I started writing a short history for each of the Top 100 films on the American Film Institutes list, and then I realized that the AFI list is problematic for a few different reasons. It only represents the opinions of film critics, it stays within the boundaries of Hollywood and American born films, and it tends to pander towards the classics with films that were extremely important but don’t necessarily represent the opinions of those that watch them, the movie going public. So, I present the exact same project with the Top 100 movies from The Internet Movie Database’s Top 250 list. The IMDB list is a much greater tool, and one I’ve used in the past because it’s dynamic. Over the course of the years it has changed substantially adding new films, removing old films and generally reflecting the opinions of those that watch the films.

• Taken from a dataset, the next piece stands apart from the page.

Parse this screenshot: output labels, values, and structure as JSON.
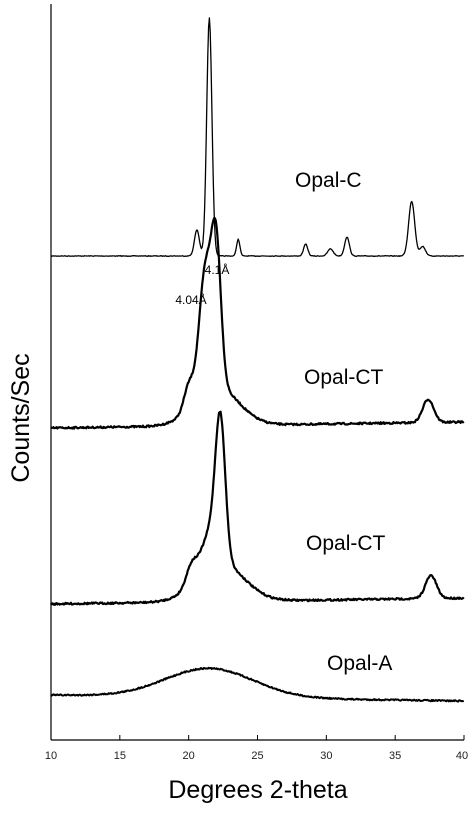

Number two on that dynamic and eponymous list is a film that doesn’t even peek its way into some other Top 100 lists. Clearly a fan favorite though, The Shawshank Redemption has found endless support in the world of DVD sales and television airing. Starring Morgan Freeman and Tim Robbins, The Shawshank Redemption is the story of Andy Dufresne, falsely imprisoned for the murder of his wife and her lover for two consecutive life terms. Morgan Freeman plays the part of Red, who also narrates as Andy goes from quiet unassuming banker to beaten, abused bottom rung of the prison ladder to the warden’s personal accountant and purveyor of the newly minted prison library. The film spans the course of 20 years, and in that time Andy finds himself a substantial place in the prison hierarchy and garners powers through his intelligence that no prisoner should be allowed.
When Andy’s savior enters the prison with the proof he needs to clear his name, tensions reach a boiling point and the Warden acts excessively forcing Andy into action. Following is one of the most entertaining and satisfying conclusions in recent cinema. The film’s run time, at nearly 2 and a half hours is well worth the wait just for those final 10 minutes.
The film was written and directed by Frank Darabondt, after his purchase of the rights to Stephen King’s novella, Rita Hayworth and Shawshank Redemption. He takes liberties with the material and makes a great deal of changes, but the core ideas and themes remain intact albeit the voice severely changed from King’s to something decidedly more subdued.
Interpretations of the film aren’t nearly as varied as films on this list from earlier decades, probably due to its much more recent release. Drawing heavily from The Count of Monte Cristo, the film doesn’t however go down the road of revenge and sacrifice as Dumas’ classic does. Instead, Andy’s key characteristic is his integrity, and as he endures the beatings of his fellow inmates, injustices of his warden, betrayal by his ex-wife, and the injustice of the system that allowed it all to happen, he stands strong and eventually uses his gifts to escape. His is a tale of hope and patience and finally of success under horrendous circumstances and finally reward.
Parallels have even been made between Andy and Christ, following the false arrest, imprisonment and crucifixion after betrayal by a loved one, only to die and be resurrected anew, awarded for the injustices committed against them. The director denies any intentional parallel though. Thankfully art is open to all interpretations despite original intentions, and we’re still allowed to make the connections.
As a film still fresh in the memory of Hollywood and critics, the reception is still very much contemporary. Critics cite it as a great film but a modern film, and in the year of its release (1994) it was forced to compete with Forrest Gump at the Academy Awards and thus failed to win a single one. But, it has endured with greater tenacity than Tom Hanks fame machine, voted to the number two spot on IMDB’s list, and last year named the #1 film of all time by a reader poll in Empire.
A true testament to the nature and power of IMDB, The Shawshank Redemption’s impression is still felt among movie lovers new and old 13 years later, and will likely continue.